Helping your child develop a positive body image
- Challenging negative messages from the media
Body image is what we think and feel about our bodies, and how we feel other people see us.
Having a positive body image comes from feeling good about what your body can do, and how it feels. It doesn’t come from having a perfect body – no one does.
Having a negative body image shows up in all sorts of different ways. Your child could worry about:
- Their size, their skin colour, the condition of their skin (freckles, scars, eczema, acne and birthmarks)
- Individual parts of their body - are they “right”?
- How good they are at sports and physical activities especially compared with other children
- If clothes fit or suit them
- If they look like the images they see on TV, in movies, magazines or online.
Most children have some of these worries from time to time. But if they are thinking about them all the time it can affect their mental health and lead to feelings of anxiety, depression and low self-esteem. If it grows into deep worry or shame, it can start to affect how they join in with things or how they eat.
Supporting your child to make sure they develop positive body image is not easy!
We all have very different bodies – but our society doesn’t respect that very well.
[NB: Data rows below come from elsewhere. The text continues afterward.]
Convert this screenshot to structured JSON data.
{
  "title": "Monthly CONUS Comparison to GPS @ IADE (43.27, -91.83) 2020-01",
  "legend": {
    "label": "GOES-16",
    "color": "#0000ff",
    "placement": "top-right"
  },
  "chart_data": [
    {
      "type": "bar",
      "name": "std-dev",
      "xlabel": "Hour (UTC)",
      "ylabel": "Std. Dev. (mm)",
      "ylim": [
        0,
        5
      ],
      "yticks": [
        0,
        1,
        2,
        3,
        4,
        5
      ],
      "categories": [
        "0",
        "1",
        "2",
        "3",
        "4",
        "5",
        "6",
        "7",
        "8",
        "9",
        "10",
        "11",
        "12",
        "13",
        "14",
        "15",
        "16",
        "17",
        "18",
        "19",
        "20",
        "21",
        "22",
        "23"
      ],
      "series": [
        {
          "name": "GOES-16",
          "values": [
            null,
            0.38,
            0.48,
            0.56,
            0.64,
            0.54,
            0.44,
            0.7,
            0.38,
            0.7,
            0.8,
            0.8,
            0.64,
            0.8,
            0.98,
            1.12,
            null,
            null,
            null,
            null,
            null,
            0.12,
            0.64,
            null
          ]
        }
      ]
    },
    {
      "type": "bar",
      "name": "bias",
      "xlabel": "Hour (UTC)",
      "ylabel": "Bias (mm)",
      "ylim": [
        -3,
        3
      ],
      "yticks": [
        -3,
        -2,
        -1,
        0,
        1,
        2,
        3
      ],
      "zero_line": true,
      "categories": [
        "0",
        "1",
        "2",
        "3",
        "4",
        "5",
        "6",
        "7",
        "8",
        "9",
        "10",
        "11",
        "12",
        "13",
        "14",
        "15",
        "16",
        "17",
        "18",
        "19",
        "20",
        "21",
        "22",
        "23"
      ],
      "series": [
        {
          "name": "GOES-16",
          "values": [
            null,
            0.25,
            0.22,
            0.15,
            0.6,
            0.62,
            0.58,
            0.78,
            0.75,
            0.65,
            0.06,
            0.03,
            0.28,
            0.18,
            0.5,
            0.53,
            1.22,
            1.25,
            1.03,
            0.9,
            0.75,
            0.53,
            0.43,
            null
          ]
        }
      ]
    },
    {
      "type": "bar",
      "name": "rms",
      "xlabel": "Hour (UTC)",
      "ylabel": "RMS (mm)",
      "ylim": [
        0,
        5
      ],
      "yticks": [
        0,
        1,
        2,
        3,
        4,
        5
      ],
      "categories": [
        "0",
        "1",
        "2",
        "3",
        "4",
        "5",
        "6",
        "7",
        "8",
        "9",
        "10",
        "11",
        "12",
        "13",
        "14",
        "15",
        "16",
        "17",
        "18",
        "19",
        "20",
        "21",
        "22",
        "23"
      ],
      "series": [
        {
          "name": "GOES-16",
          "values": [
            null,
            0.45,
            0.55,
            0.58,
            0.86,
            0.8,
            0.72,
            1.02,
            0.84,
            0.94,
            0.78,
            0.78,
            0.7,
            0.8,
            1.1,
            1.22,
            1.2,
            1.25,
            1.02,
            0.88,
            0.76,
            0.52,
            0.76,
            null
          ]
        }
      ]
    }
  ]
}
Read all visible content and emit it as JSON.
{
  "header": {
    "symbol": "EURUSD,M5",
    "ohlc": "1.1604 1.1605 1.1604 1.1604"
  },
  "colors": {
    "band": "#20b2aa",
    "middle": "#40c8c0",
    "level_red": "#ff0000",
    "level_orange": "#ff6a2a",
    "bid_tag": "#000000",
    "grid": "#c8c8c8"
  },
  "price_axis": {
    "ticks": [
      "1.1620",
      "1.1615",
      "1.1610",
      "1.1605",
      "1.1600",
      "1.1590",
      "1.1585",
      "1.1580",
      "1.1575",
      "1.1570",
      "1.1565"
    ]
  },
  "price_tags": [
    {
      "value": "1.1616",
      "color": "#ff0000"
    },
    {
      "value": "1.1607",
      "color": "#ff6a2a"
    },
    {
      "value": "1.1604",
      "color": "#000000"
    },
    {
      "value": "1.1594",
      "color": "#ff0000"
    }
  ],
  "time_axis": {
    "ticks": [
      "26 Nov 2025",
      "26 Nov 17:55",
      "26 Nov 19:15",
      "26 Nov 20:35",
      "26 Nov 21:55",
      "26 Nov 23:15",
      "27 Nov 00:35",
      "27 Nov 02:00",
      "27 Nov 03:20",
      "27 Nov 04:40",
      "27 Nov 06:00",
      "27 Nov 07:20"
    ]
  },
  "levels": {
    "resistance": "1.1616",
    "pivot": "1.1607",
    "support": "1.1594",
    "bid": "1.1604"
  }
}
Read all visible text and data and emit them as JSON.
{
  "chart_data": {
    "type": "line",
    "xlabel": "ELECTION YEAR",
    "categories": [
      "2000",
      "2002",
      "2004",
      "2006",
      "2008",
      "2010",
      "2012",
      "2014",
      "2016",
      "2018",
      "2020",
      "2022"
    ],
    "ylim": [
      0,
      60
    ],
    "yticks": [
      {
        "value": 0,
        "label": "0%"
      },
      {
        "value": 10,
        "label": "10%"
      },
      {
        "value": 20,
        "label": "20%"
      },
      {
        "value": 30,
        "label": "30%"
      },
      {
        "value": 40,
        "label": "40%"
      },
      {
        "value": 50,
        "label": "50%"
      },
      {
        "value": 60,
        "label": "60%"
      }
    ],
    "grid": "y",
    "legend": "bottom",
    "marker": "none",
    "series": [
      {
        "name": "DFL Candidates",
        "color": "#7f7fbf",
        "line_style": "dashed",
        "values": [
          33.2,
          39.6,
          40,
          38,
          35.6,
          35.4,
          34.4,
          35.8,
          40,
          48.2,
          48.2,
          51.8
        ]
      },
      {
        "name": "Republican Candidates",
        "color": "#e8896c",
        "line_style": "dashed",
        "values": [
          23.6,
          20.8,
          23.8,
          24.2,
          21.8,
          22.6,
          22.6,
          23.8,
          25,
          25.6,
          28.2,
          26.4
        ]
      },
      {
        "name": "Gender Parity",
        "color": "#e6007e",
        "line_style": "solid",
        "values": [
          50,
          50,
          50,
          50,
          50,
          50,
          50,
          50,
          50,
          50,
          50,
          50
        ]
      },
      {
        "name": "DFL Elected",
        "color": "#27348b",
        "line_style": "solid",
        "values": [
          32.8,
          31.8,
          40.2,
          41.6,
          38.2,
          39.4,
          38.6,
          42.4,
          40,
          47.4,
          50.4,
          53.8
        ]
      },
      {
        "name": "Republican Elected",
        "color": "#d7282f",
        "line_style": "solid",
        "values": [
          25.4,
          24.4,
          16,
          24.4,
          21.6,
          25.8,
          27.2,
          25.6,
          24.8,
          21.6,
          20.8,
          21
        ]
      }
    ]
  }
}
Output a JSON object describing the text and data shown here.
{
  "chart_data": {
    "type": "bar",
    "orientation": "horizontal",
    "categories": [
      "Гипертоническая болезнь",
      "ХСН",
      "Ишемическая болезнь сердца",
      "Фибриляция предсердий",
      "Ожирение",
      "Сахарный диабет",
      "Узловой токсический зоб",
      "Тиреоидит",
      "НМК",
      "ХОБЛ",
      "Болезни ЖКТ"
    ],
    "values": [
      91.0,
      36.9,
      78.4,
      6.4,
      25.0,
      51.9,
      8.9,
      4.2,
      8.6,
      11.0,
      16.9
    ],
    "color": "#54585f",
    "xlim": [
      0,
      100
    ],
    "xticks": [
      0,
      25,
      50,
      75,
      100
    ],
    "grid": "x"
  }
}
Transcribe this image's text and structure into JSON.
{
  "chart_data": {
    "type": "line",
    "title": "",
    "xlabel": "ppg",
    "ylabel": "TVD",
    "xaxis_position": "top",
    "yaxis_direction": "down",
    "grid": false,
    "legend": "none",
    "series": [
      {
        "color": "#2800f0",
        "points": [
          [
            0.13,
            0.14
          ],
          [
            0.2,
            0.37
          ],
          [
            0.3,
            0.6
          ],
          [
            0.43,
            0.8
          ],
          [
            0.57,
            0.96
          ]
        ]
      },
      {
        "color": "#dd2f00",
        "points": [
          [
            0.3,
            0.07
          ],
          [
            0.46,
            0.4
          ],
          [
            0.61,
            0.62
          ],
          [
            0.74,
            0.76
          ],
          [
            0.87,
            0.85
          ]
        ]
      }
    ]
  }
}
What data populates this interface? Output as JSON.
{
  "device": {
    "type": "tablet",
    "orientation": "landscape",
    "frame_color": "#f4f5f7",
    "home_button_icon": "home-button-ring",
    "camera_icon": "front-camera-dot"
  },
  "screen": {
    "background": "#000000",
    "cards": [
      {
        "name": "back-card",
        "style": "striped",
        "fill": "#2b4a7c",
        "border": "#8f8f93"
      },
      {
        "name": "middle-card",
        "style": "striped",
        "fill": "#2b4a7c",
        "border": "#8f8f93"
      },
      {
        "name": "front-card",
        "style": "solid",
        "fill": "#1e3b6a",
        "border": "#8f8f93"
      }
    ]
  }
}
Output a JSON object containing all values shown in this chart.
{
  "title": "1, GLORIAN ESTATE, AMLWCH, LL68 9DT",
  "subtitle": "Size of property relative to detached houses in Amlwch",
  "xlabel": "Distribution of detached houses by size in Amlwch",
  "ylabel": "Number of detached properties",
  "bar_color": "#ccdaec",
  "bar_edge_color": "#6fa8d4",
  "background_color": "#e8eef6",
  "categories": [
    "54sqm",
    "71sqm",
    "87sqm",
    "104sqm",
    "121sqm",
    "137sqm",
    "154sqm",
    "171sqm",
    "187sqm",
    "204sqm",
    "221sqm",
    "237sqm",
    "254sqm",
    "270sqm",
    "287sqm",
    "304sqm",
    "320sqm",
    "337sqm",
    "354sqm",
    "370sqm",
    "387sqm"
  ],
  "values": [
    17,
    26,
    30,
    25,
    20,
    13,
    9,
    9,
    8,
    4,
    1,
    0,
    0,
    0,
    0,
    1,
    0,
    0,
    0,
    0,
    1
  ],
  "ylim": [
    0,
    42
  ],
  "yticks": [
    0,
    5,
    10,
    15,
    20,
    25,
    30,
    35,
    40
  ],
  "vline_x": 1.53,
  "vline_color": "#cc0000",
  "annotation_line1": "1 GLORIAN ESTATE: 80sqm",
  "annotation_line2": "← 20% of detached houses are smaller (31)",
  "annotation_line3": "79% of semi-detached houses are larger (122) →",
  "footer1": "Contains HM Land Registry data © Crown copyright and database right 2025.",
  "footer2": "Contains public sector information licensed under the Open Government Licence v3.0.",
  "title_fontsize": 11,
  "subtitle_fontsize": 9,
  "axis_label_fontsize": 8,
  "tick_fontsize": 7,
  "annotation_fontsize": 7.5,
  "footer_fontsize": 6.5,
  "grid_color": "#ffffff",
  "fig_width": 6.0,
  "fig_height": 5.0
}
The media feeds us a ‘norm’ of what a perfect body looks like – it's really hard to get away from. And with social media it’s harder for our children than for any generation before.
The story the media tells gets carried into our homes, family gatherings and playgrounds before we know it. Children as young as four years old can start to have worries about body image.
Many children – and many of us as parents – judge themselves and others against these fictional standards – and the pressure to fit in grows.